Mmm cornbread, there’s just something about it that is so warm and comforting! I can’t say I eat cornbread regularly, but I’ve had it on a few occasions at restaurants, and am always reminded of how delicious it is!!
There is a restaurant here in Edmonton called The Sugarbowl, and surprisingly, unlike the name suggests, they actually have many delicious savory dishes! One dish is a delicious locally sourced bison chili with a side of warm buttered homemade cornbread. YUM! I thought of that cornbread when I was digging into this vegan version I adapted from The Healthy Family and Home!
Even though I had this cornbread as part of my bonus meal, I still kept it clean! The recipe is full of healthy ingredients, and no refined flours or sugars! I used whole wheat pastry flour in my version, and for those who need gluten free, this could easily be subbed in for a gluten free all-purpose flour blend!
What takes this cornbread up a notch is the fresh basil I added on a whim! I picked up this wonderful basil plant at the store, and have been throwing basil in everything! I sadly finished picking the last leaf off of my little basil plant yesterday when I added it to the salad I enjoyed for lunch!
To sweeten the cornbread just a tad I actually used locally produced unpasteurized honey! Over the last couple months of being on our 12-week fit challenge I haven’t been able to dig into the honey like I used to, so it was just dying to be used, and this cornbread was a perfect place for this creamy honey! However, to keep this recipe vegan (for strict vegans) use pure maple syrup!
I used Bob’s Red Mill cornmeal, and decided it wouldn’t be true cornbread without some real corn in it too!
The chunks of sweet, juicy, corn add the perfect texture to this hearty bread!
The fresh flavor of the basil, and the sweetness of the corn, all cradled in the soft crumbly texture of the cornbread is seriously out of this world! This cornbread would be amazing alongside a hearty soup or chili, or it can be enjoyed just on it’s own with some vegan ‘butter’ or a fruit jam!

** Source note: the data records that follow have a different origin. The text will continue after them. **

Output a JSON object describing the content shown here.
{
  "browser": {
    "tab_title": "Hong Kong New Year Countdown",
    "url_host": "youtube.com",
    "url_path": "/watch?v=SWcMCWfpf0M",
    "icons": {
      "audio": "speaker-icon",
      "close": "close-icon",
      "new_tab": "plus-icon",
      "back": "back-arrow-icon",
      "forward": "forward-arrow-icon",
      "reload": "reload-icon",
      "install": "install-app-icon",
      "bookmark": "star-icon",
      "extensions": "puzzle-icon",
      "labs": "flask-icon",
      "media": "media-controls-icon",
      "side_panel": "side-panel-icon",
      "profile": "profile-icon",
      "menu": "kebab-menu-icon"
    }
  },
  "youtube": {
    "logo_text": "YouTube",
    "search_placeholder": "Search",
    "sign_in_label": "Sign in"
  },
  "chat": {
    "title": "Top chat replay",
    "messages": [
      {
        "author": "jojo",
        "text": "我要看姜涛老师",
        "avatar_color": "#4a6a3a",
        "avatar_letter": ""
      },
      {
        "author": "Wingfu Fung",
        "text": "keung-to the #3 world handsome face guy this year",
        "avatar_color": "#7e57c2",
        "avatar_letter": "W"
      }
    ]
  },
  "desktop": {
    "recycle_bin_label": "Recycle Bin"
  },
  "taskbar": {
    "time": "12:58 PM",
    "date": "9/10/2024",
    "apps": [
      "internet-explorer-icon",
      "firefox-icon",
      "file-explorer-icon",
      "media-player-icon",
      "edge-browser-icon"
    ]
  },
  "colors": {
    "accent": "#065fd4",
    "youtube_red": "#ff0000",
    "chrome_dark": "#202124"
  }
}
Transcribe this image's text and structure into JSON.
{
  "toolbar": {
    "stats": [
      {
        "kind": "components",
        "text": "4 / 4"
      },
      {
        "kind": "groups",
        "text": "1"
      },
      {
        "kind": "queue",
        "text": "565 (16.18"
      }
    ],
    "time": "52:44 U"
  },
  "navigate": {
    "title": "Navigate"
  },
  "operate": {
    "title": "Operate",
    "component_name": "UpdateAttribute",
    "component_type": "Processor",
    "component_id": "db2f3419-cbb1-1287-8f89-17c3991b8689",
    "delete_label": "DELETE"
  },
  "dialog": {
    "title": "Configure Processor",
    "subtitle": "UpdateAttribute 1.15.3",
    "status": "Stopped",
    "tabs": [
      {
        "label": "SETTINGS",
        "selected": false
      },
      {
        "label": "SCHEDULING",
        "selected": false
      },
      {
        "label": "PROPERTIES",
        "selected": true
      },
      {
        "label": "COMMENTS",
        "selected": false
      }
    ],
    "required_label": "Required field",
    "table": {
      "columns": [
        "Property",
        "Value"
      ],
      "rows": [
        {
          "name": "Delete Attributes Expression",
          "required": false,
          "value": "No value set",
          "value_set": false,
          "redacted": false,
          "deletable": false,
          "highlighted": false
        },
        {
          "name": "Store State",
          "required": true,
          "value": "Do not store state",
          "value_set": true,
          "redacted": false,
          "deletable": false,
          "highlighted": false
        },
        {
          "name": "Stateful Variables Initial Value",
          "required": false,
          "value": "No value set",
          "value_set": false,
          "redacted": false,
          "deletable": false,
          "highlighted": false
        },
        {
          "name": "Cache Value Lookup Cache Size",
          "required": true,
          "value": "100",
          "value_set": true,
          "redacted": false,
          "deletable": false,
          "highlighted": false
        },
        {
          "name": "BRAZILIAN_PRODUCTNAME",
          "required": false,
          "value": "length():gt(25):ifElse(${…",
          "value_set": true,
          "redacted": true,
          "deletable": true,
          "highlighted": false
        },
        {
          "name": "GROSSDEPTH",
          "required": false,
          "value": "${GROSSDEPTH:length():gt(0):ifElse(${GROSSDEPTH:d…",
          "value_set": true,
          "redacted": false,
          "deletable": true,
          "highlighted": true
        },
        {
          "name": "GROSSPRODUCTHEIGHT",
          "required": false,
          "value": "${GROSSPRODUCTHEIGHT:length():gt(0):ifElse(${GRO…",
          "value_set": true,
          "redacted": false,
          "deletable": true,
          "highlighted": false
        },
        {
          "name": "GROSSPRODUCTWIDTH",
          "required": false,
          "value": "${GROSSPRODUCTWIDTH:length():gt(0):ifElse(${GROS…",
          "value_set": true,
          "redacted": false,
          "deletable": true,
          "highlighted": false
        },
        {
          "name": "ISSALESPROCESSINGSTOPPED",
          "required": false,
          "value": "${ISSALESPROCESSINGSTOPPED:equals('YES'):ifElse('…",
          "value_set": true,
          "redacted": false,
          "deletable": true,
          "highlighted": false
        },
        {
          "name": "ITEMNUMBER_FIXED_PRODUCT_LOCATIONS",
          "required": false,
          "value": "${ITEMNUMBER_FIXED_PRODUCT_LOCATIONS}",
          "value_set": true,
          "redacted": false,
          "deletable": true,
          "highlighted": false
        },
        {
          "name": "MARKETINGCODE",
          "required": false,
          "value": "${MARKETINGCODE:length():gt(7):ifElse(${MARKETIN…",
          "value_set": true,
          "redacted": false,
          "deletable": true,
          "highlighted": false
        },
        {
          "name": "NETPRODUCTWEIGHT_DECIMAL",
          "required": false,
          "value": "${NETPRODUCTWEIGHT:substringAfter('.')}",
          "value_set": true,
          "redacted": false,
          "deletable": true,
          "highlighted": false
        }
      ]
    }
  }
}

Who ever said cornbread had to be an unhealthy dish?!
This recipe is full of fiber, a great source of healthy complex carbohydrates, low in fat and sugar, and when enjoyed (in moderation 😉) can be a guilt-free side to a healthy dish!
If only I had cornbread as an option for my daily carbohydrate intake while on this challenge.. I’d have this every day of the week!!… but I guess that wouldn’t be ‘moderation’ then.. would it?! Ooops!
So whatever you are making for lunch on this wonderful Sunday, why not make a batch of this delicious vegan cornbread to go with it?! Yum, yum, yum!!!
- 2 cups cornmeal (I used Bob's Red Mill brand)
- 1 cup whole wheat pastry flour (or GF all-purpose flour)
- 2 teaspoons baking powder
- ⅓ cup organic coconut oil (melted)
- 2 tablespoons pure maple syrup
- 2 cups unsweetened almond milk (or other non-dairy milk)
- 2 teaspoons apple cider vinegar
- ½ teaspoon salt
- ½ cup chopped fresh basil
- ½ cup frozen corn
- Combine the non-dairy milk and apple cider vinegar (or lemon juice) in a medium-sized bowl and wisk together. Set aside.
- Combine all dry ingredients together (cornmeal, flour, baking powder and salt) in a medium-sized bowl and stir until well combined.
- Add the melted coconut oil and maple syrup to the non-dairy milk mixture and wisk until foamy and bubbly.
- Mix the wet ingredients with the dry ingredients and stir until well combined. (The batter will be thick).
- Stir in the basil and the frozen corn.
- Use a spoon or spatula to transfer the batter into an 8 x 8 glass baking dish (or french onion soup bowls like I used, because it looks so cute like that!)
- Bake at 350 degrees for approximately 30 - 35 minutes.